Tuesday, February 14, 2017

Yellen's Testimony and the January PPI -- Implications for March Rate HIke?

Yellen, in her Semi-Annual Monetary Policy Testimony, appeared to raise the risk of a Fed rate hike at the March 14-15 FOMC Meeting, as her emphasis on the inflationary consequence of waiting too long to tighten was not in the last FOMC Statement. To be sure, this emphasis could have been just a throw-away comment, as it is the standard Fed line.  It may have been made more to justify the Fed's expectations to hike rates this year than to point specifically to a March hike.

The minutes of the January 31-February 1 FOMC Meeting could shed light on the significance of her comment.  The fact that the risk of waiting too long to hike did not appear in the Statement suggests the minutes will indicate that any such thought was just the standard background view of monetary policy.  Nevertheless, a strong February Employment Report, due March 10, could be used as an excuse to tighten -- if the Fed wants to hike. 

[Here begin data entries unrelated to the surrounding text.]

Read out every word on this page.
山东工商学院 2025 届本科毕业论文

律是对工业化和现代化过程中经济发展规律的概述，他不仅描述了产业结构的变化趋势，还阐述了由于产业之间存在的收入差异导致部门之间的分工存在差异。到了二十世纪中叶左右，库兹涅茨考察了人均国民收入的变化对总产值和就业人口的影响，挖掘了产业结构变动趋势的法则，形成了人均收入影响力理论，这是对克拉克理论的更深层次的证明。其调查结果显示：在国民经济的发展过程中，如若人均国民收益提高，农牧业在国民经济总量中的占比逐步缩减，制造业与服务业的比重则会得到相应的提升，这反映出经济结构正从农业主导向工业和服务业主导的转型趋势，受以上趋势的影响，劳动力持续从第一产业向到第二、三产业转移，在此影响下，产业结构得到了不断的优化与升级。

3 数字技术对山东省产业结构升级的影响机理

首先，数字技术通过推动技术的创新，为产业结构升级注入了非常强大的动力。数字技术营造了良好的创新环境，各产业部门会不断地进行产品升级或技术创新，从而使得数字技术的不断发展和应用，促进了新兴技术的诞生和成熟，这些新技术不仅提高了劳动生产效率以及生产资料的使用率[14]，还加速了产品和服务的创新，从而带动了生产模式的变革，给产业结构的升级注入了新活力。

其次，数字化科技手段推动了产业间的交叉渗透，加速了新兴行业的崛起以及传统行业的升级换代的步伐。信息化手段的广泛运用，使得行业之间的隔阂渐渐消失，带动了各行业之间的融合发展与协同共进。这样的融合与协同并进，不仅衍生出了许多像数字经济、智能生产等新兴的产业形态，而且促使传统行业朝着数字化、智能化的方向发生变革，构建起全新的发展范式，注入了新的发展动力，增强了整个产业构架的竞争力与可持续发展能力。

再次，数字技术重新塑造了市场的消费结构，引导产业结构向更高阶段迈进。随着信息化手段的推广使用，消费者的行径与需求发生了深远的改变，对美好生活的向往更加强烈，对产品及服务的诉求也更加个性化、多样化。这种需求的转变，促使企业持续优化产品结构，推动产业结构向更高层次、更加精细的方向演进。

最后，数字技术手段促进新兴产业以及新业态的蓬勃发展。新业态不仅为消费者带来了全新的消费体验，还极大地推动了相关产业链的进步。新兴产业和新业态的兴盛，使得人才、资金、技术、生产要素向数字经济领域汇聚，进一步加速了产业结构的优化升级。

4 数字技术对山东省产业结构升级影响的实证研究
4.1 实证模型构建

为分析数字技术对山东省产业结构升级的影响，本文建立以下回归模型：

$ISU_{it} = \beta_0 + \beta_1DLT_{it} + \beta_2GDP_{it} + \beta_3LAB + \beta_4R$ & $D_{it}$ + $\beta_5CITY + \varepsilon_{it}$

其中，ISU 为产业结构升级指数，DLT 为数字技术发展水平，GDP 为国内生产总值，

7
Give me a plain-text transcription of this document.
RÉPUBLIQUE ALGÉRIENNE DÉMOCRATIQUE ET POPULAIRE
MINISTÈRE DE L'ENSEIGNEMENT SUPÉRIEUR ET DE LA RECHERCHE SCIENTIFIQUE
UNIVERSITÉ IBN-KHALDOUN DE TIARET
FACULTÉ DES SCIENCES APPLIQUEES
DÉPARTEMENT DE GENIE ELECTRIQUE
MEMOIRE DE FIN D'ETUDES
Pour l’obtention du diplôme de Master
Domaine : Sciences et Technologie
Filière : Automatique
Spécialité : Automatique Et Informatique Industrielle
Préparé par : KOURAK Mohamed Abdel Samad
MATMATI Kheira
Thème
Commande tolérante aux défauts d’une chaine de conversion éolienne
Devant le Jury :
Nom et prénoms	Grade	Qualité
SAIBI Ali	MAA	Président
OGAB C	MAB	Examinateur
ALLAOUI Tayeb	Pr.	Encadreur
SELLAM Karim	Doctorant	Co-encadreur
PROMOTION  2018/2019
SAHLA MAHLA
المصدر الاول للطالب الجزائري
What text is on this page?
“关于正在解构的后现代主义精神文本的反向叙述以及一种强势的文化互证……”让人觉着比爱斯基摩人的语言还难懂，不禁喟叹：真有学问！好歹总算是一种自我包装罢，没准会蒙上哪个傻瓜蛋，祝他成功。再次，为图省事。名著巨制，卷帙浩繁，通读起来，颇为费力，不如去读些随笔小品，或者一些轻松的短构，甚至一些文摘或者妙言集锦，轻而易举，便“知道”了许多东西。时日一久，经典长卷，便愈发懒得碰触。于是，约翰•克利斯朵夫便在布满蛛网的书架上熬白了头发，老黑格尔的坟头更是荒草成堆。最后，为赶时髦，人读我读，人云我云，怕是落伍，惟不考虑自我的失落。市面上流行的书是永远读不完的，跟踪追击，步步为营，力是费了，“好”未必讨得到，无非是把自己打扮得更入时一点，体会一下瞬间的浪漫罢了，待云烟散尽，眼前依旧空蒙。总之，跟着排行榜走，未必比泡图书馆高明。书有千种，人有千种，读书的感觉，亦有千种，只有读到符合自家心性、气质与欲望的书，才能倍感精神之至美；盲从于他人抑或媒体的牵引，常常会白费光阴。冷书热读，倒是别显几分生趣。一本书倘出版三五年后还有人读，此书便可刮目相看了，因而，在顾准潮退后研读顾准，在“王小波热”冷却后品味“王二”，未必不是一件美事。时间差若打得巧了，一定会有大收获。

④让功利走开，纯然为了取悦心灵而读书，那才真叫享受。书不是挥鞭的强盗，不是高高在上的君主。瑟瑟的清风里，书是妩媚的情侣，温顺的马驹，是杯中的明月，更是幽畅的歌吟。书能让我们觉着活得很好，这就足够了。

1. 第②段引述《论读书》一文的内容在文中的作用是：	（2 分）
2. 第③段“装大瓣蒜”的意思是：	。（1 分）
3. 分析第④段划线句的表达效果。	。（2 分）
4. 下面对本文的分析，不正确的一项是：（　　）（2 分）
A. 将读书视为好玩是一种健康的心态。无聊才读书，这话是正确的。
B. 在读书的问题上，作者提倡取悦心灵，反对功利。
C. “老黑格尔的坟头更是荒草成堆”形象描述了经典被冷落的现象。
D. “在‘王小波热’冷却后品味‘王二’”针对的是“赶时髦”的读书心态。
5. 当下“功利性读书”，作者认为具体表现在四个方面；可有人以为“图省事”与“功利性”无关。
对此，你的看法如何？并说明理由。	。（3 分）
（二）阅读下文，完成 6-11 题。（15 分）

Today's high print of the January PPI (+0.6% m/m Total, +0.4% Core) does not suggest that a pickup in inflation will trigger a March rate hike.  The high print resulted from a jump in a component -- trade services prices -- that is volatile and somewhat suspect in its relevance regarding inflation.  Excluding Trade Services, the Core PPI rose only 0.2% m/m, in line with the 0.1-0.2% range seen in 8 of 12 months of 2016.